As CEO of Food Spectrum, LLC, Lou provided a broad array of strategic consulting and business management expertise to the food industry, where he focused on corporate development and strategic partnering; organizational leadership and strategic planning; merger and acquisition assessment; new product ideation, innovation and incubation; product and process development; technology assessment and commercialization; quality assurance and food safety systems; plant and process design and engineering; and operational performance and metrics.
Most recently, Lou served as Executive Director and a founder of the Rutgers University Food Innovation Center, which has become internationally recognized for its economic development impacts, and was awarded the “Business Incubator of the Year” by the International Business Innovation Association (InBIA) and recognized as an Agricultural Innovation Center Demonstration Program by the USDA. In this role, Lou also testified at the US Congress on best practices in business incubation and industry cluster formation, and also served as President of the New Jersey Business Incubation Network; Executive Director and President of the New Jersey Food Processors Association; and on the Board of Directors of the International Business Innovation Association. Earlier in his career, he also served on the Board and a member of the Executive Committee of the Refrigerated Foods Association; on the board of the United Fresh Produce Association; on the Board of Managers of the NJ Agricultural Experiment Station at Rutgers University; and on the Editorial Advisory Board of Produce ProcessingMagazine.
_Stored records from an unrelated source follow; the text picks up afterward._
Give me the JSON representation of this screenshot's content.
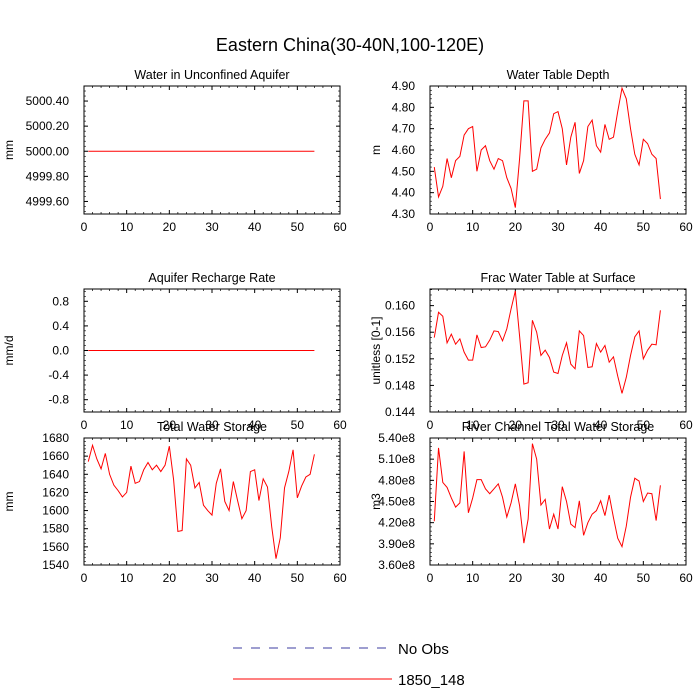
{
  "figure": {
    "title": "Eastern China(30-40N,100-120E)"
  },
  "chart_data": [
    {
      "type": "line",
      "title": "Water in Unconfined Aquifer",
      "xlabel": "",
      "ylabel": "mm",
      "xlim": [
        0,
        60
      ],
      "ylim": [
        4999.5,
        5000.52
      ],
      "xticks": [
        0,
        10,
        20,
        30,
        40,
        50,
        60
      ],
      "yticks": [
        4999.6,
        4999.8,
        5000.0,
        5000.2,
        5000.4
      ],
      "ytick_labels": [
        "4999.60",
        "4999.80",
        "5000.00",
        "5000.20",
        "5000.40"
      ],
      "series": [
        {
          "name": "1850_148",
          "x_start": 1,
          "values": [
            5000,
            5000,
            5000,
            5000,
            5000,
            5000,
            5000,
            5000,
            5000,
            5000,
            5000,
            5000,
            5000,
            5000,
            5000,
            5000,
            5000,
            5000,
            5000,
            5000,
            5000,
            5000,
            5000,
            5000,
            5000,
            5000,
            5000,
            5000,
            5000,
            5000,
            5000,
            5000,
            5000,
            5000,
            5000,
            5000,
            5000,
            5000,
            5000,
            5000,
            5000,
            5000,
            5000,
            5000,
            5000,
            5000,
            5000,
            5000,
            5000,
            5000,
            5000,
            5000,
            5000,
            5000
          ]
        }
      ]
    },
    {
      "type": "line",
      "title": "Water Table Depth",
      "xlabel": "",
      "ylabel": "m",
      "xlim": [
        0,
        60
      ],
      "ylim": [
        4.3,
        4.9
      ],
      "xticks": [
        0,
        10,
        20,
        30,
        40,
        50,
        60
      ],
      "yticks": [
        4.3,
        4.4,
        4.5,
        4.6,
        4.7,
        4.8,
        4.9
      ],
      "ytick_labels": [
        "4.30",
        "4.40",
        "4.50",
        "4.60",
        "4.70",
        "4.80",
        "4.90"
      ],
      "series": [
        {
          "name": "1850_148",
          "x_start": 1,
          "values": [
            4.52,
            4.38,
            4.43,
            4.56,
            4.47,
            4.55,
            4.57,
            4.67,
            4.7,
            4.71,
            4.5,
            4.6,
            4.62,
            4.55,
            4.51,
            4.56,
            4.55,
            4.47,
            4.42,
            4.33,
            4.56,
            4.83,
            4.83,
            4.5,
            4.51,
            4.61,
            4.65,
            4.68,
            4.77,
            4.78,
            4.7,
            4.53,
            4.66,
            4.73,
            4.49,
            4.55,
            4.71,
            4.74,
            4.62,
            4.59,
            4.72,
            4.65,
            4.66,
            4.78,
            4.89,
            4.84,
            4.7,
            4.58,
            4.53,
            4.65,
            4.63,
            4.58,
            4.56,
            4.37
          ]
        }
      ]
    },
    {
      "type": "line",
      "title": "Aquifer Recharge Rate",
      "xlabel": "",
      "ylabel": "mm/d",
      "xlim": [
        0,
        60
      ],
      "ylim": [
        -1.0,
        1.0
      ],
      "xticks": [
        0,
        10,
        20,
        30,
        40,
        50,
        60
      ],
      "yticks": [
        -0.8,
        -0.4,
        0.0,
        0.4,
        0.8
      ],
      "ytick_labels": [
        "-0.8",
        "-0.4",
        "0.0",
        "0.4",
        "0.8"
      ],
      "series": [
        {
          "name": "1850_148",
          "x_start": 1,
          "values": [
            0,
            0,
            0,
            0,
            0,
            0,
            0,
            0,
            0,
            0,
            0,
            0,
            0,
            0,
            0,
            0,
            0,
            0,
            0,
            0,
            0,
            0,
            0,
            0,
            0,
            0,
            0,
            0,
            0,
            0,
            0,
            0,
            0,
            0,
            0,
            0,
            0,
            0,
            0,
            0,
            0,
            0,
            0,
            0,
            0,
            0,
            0,
            0,
            0,
            0,
            0,
            0,
            0,
            0
          ]
        }
      ]
    },
    {
      "type": "line",
      "title": "Frac Water Table at Surface",
      "xlabel": "",
      "ylabel": "unitless [0-1]",
      "xlim": [
        0,
        60
      ],
      "ylim": [
        0.144,
        0.1625
      ],
      "xticks": [
        0,
        10,
        20,
        30,
        40,
        50,
        60
      ],
      "yticks": [
        0.144,
        0.148,
        0.152,
        0.156,
        0.16
      ],
      "ytick_labels": [
        "0.144",
        "0.148",
        "0.152",
        "0.156",
        "0.160"
      ],
      "series": [
        {
          "name": "1850_148",
          "x_start": 1,
          "values": [
            0.1552,
            0.159,
            0.1584,
            0.1544,
            0.1557,
            0.1542,
            0.155,
            0.153,
            0.1518,
            0.1518,
            0.1556,
            0.1537,
            0.1538,
            0.1548,
            0.1562,
            0.1561,
            0.1547,
            0.1565,
            0.1595,
            0.1622,
            0.1554,
            0.1482,
            0.1484,
            0.1578,
            0.156,
            0.1525,
            0.1533,
            0.1522,
            0.15,
            0.1498,
            0.1525,
            0.1544,
            0.1512,
            0.1505,
            0.1562,
            0.1555,
            0.1507,
            0.1508,
            0.1543,
            0.153,
            0.154,
            0.1515,
            0.1523,
            0.1494,
            0.1468,
            0.1492,
            0.1525,
            0.1553,
            0.1562,
            0.152,
            0.1533,
            0.1542,
            0.1541,
            0.1593
          ]
        }
      ]
    },
    {
      "type": "line",
      "title": "Total Water Storage",
      "xlabel": "",
      "ylabel": "mm",
      "xlim": [
        0,
        60
      ],
      "ylim": [
        1540,
        1680
      ],
      "xticks": [
        0,
        10,
        20,
        30,
        40,
        50,
        60
      ],
      "yticks": [
        1540,
        1560,
        1580,
        1600,
        1620,
        1640,
        1660,
        1680
      ],
      "ytick_labels": [
        "1540",
        "1560",
        "1580",
        "1600",
        "1620",
        "1640",
        "1660",
        "1680"
      ],
      "series": [
        {
          "name": "1850_148",
          "x_start": 1,
          "values": [
            1654,
            1672,
            1657,
            1646,
            1663,
            1640,
            1628,
            1622,
            1615,
            1620,
            1649,
            1630,
            1632,
            1645,
            1653,
            1645,
            1650,
            1643,
            1650,
            1671,
            1634,
            1577,
            1578,
            1657,
            1650,
            1625,
            1631,
            1606,
            1600,
            1595,
            1630,
            1646,
            1610,
            1600,
            1632,
            1611,
            1591,
            1600,
            1643,
            1645,
            1611,
            1635,
            1626,
            1582,
            1547,
            1570,
            1625,
            1643,
            1667,
            1614,
            1627,
            1637,
            1640,
            1662
          ]
        }
      ]
    },
    {
      "type": "line",
      "title": "River Channel Total Water Storage",
      "xlabel": "",
      "ylabel": "m3",
      "xlim": [
        0,
        60
      ],
      "ylim": [
        360000000,
        540000000
      ],
      "xticks": [
        0,
        10,
        20,
        30,
        40,
        50,
        60
      ],
      "yticks": [
        360000000,
        390000000,
        420000000,
        450000000,
        480000000,
        510000000,
        540000000
      ],
      "ytick_labels": [
        "3.60e8",
        "3.90e8",
        "4.20e8",
        "4.50e8",
        "4.80e8",
        "5.10e8",
        "5.40e8"
      ],
      "series": [
        {
          "name": "1850_148",
          "x_start": 1,
          "values": [
            422000000,
            526000000,
            477000000,
            470000000,
            455000000,
            442000000,
            448000000,
            521000000,
            434000000,
            455000000,
            481000000,
            481000000,
            468000000,
            461000000,
            468000000,
            475000000,
            456000000,
            428000000,
            448000000,
            475000000,
            444000000,
            391000000,
            425000000,
            532000000,
            510000000,
            445000000,
            453000000,
            411000000,
            432000000,
            411000000,
            471000000,
            450000000,
            418000000,
            413000000,
            451000000,
            402000000,
            420000000,
            432000000,
            437000000,
            451000000,
            430000000,
            459000000,
            427000000,
            398000000,
            386000000,
            415000000,
            456000000,
            483000000,
            479000000,
            450000000,
            462000000,
            461000000,
            423000000,
            473000000
          ]
        }
      ]
    }
  ],
  "legend": {
    "entries": [
      {
        "label": "No Obs",
        "style": "dashed",
        "color": "#3c3ca0"
      },
      {
        "label": "1850_148",
        "style": "solid",
        "color": "#ff0000"
      }
    ]
  },
  "colors": {
    "series": "#ff0000",
    "axes": "#000000",
    "obs": "#3c3ca0"
  }
}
Previously, Lou served as President & COO of F&S Produce, a leading regional supplier of fresh-cut produce and value-added refrigerated foods, providing leadership to over 500 employees, located at two facilities with over 125,000 sf operations. Prior to this, he served as Co-Founder, President and CEO of MenuDirect Corporation, a unique health, wellness, and nutrition company, which provided meal solutions for individuals with celiac disease, diabetes, PKU and dysphagia. Earlier in his career, Lou held positions of increasing responsibility at Campbell’s Soup, ConAgra, Nestlé-funded Culinary Brands, Idle Wild Farms, and Grand Union Supermarkets in areas of business development, product development, quality assurance, and operations. Lou personally was responsible for pioneering efforts that resulted in the adoption of numerous new food technologies in the US marketplace that include sous vide, high pressure processing, and modified atmosphere packaging. He also authored the first syndicated research study on the emerging category of “Retail Prepared Refrigerated Foods – The Market and Technologies”, published in 2002.
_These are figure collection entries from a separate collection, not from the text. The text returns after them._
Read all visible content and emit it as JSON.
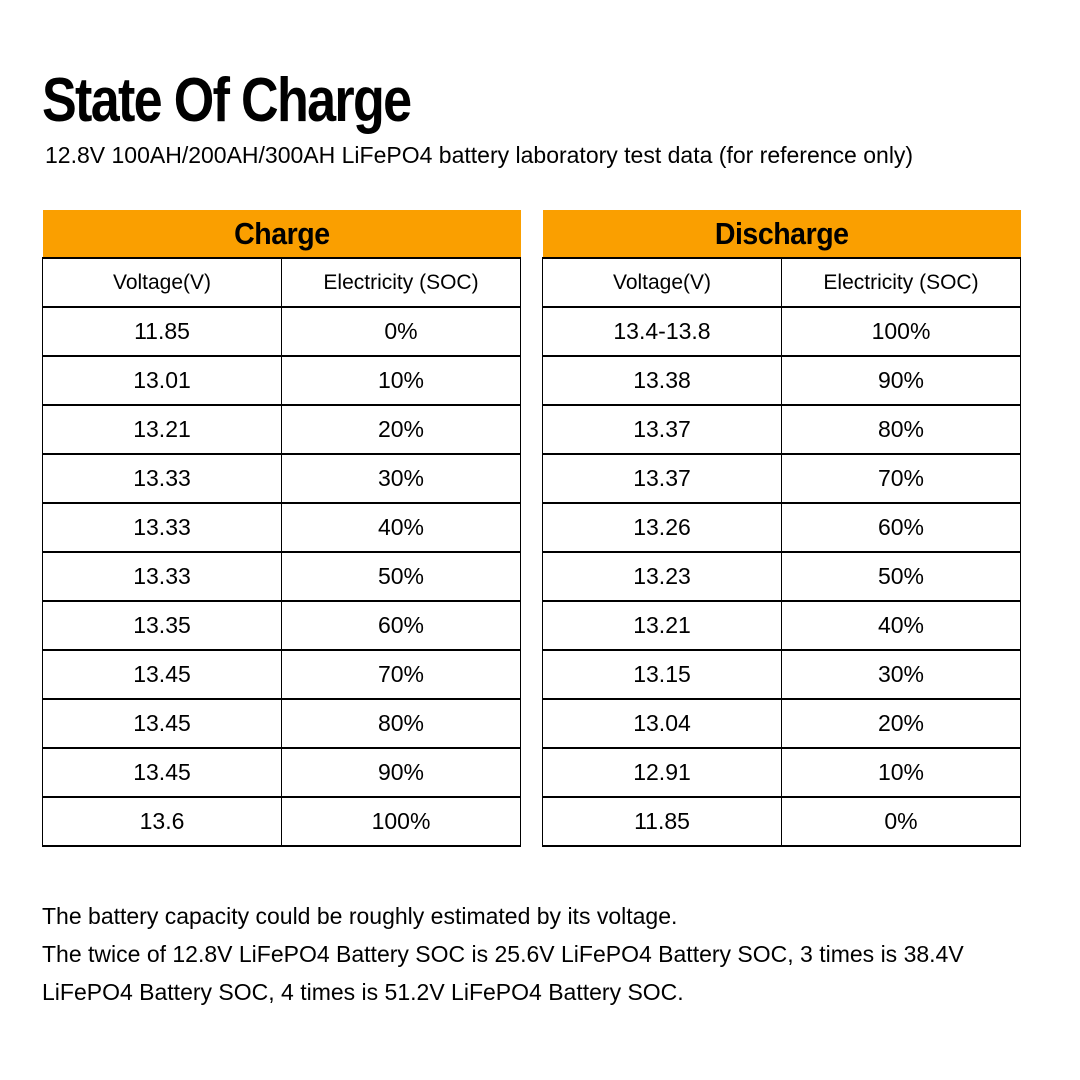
{
  "page": {
    "title": "State Of Charge",
    "subtitle": "12.8V 100AH/200AH/300AH LiFePO4 battery laboratory test data (for reference only)"
  },
  "chart_data": [
    {
      "type": "table",
      "title": "Charge",
      "columns": [
        "Voltage(V)",
        "Electricity (SOC)"
      ],
      "rows": [
        [
          "11.85",
          "0%"
        ],
        [
          "13.01",
          "10%"
        ],
        [
          "13.21",
          "20%"
        ],
        [
          "13.33",
          "30%"
        ],
        [
          "13.33",
          "40%"
        ],
        [
          "13.33",
          "50%"
        ],
        [
          "13.35",
          "60%"
        ],
        [
          "13.45",
          "70%"
        ],
        [
          "13.45",
          "80%"
        ],
        [
          "13.45",
          "90%"
        ],
        [
          "13.6",
          "100%"
        ]
      ]
    },
    {
      "type": "table",
      "title": "Discharge",
      "columns": [
        "Voltage(V)",
        "Electricity (SOC)"
      ],
      "rows": [
        [
          "13.4-13.8",
          "100%"
        ],
        [
          "13.38",
          "90%"
        ],
        [
          "13.37",
          "80%"
        ],
        [
          "13.37",
          "70%"
        ],
        [
          "13.26",
          "60%"
        ],
        [
          "13.23",
          "50%"
        ],
        [
          "13.21",
          "40%"
        ],
        [
          "13.15",
          "30%"
        ],
        [
          "13.04",
          "20%"
        ],
        [
          "12.91",
          "10%"
        ],
        [
          "11.85",
          "0%"
        ]
      ]
    }
  ],
  "footer": {
    "lines": [
      "The battery capacity could be roughly estimated by its voltage.",
      "The twice of 12.8V LiFePO4 Battery SOC is 25.6V LiFePO4 Battery SOC, 3 times is 38.4V",
      "LiFePO4 Battery SOC, 4 times is 51.2V LiFePO4 Battery SOC."
    ]
  },
  "colors": {
    "header_orange": "#FA9F00",
    "border": "#000000",
    "text": "#000000",
    "background": "#FFFFFF"
  }
}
Lou also has considerable expertise in food safety and quality assurance systems, and has provide leadership at numerous FDA and USDA-inspected operations throughout his career, and has conducted third-party audits of dozens of food companies throughout the nation as well. He is Certified in Preventive Controls for Human Food (issued by the Food Safety Preventive Controls Alliance in 2016), is a Certified Trainer in HACCP (issued by the International HACCP Alliance in 2013) and is also Certified as a ServSafe Food Protection Manager (issued by the American National Standards Institute in 2013).
Lou received a MS in Food Science and BS in Microbiology, both from Rutgers University, and has served as an Adjunct Professor at the Rutgers Business School.